Visiting state capitols was not a goal of this trip, but we’ve come across eight so far. The architectural quality of them, and the others I’ve seen, has been very good. (The only truly embarrassing one being Oregon’s, which looks like a salt shaker designed by Albert Speer.) But in every case, the quality of the capitol is overwhelmed by the mind-numbing banality of the state administration buildings which surround it. They reflect the growth of state government in the mid-20th century, and the architecture is always modernistic-pretentious, with lots of marble and “timeless” elevations. Albany is obviously the most extreme, but it is not fun walking around any other state capital district either. With the exception of Annapolis.
A beautiful, well-preserved, 18th-century state house, surrounded by a district which is still largely 18th- and 19th-century. How can this be? Where are all the soul-less boxes of bureaucrats? Baltimore. Maryland had the good sense to realize there’s no real reason why all the functions of state government have to be in the same neighborhood, and those large boxes were placed in a large city which was better able to accommodate their scale, both architecturally, and in terms of how many employees would have to work there.
The building itself is fine, the oldest continuously operating state house in the country, and was the temporary home of the US government in 1783-84. George Washington resigned from the Army there, which is nicely reenacted by bronze statues (so much more satisfying than living reenacters).
A beautiful central hall and dome
with an excellent sectional model to satisfy the architect-geeks.
The legislative chambers are accessible, and show their later remodelingand other period rooms are well-restored.
But the best thing about the capitol is how is situated, on top of a hill, providing a focus for views from all over the city.
There’s a wonderful balance of the formal and the vernacular, what Krier calls the res publica and the res privata. The state house is of central importance, but it is not the only important thing. Views down the main streets end in the harbor, as they should. There are grand houses (I’m not used to seeing Palladian villas in a city and not in the country)
and small row houses and shops from the same period.
Some prominent locations are downright funky
and the buildings from different eras and of different scales are juxtaposed.
Some irregularity in siting is quite welcome, relieving the fairly uniform street walls. (I took this same photo 26 years ago.

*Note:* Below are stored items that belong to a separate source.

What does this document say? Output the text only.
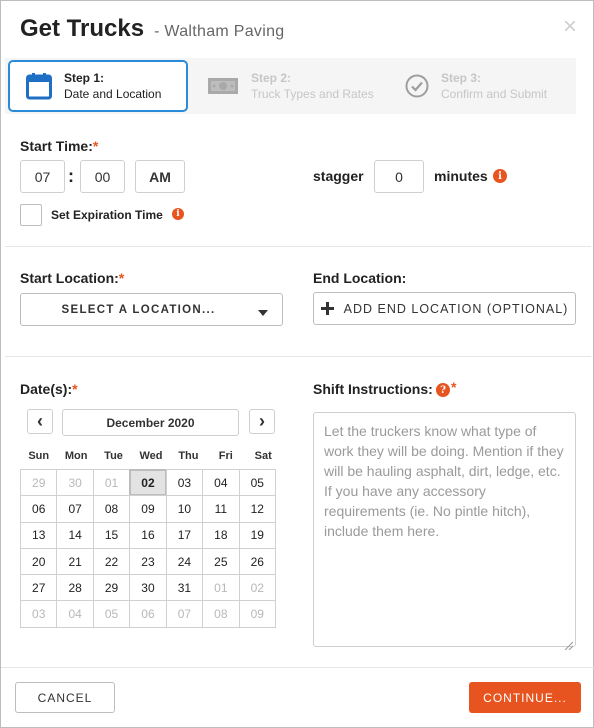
Get Trucks - Waltham Paving	×
Step 1:
Date and Location
Step 2:
Truck Types and Rates
Step 3:
Confirm and Submit
Start Time:*
07 :	00	AM	stagger	0	minutes	i
Set Expiration Time	i
Start Location:*
SELECT A LOCATION...
End Location:
ADD END LOCATION (OPTIONAL)
Date(s):*
‹	December 2020	›
Sun	Mon	Tue	Wed	Thu	Fri	Sat
29	30	01	02	03	04	05
06	07	08	09	10	11	12
13	14	15	16	17	18	19
20	21	22	23	24	25	26
27	28	29	30	31	01	02
03	04	05	06	07	08	09
Shift Instructions: ? *
Let the truckers know what type of work they will be doing. Mention if they will be hauling asphalt, dirt, ledge, etc. If you have any accessory requirements (ie. No pintle hitch), include them here.
CANCEL	CONTINUE...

It’s nice they got around to fixing the porch.)
and there are just fine, elegant buildings from many periods.
and some quirks: three steps, four materials.
Annapolis is this very historic town, full of historic buildings, yet it doesn’t feel precious, or forced (although some of the stores do). I think this is because they’ve avoided the ye-olde self-consciousness. It feels like an old city that has people living in it. They haven’t tried to iron out the anachronisms – it is not a city frozen at one moment in time, but comfortable with many.
They were also smart (or lucky) enough to not have many bad 20th-century intruders. (I don’t think it’s at all impossible for there to be excellent modern buildings in a context such as this – there are many examples in Europe and a few in this country. It’s just highly unlikely.) Annapolis avoided the modernist disrupters (of course, if you go a few miles to the edge of town, it’s just like the rest of America), and also the faux-historical imitators. It avoided urban renewal, and apparently it avoided grand redevelopment schemes. Being in such a coherent urban environment makes you realize how rare they are in this country, and how we managed to dodge a bullet a few times.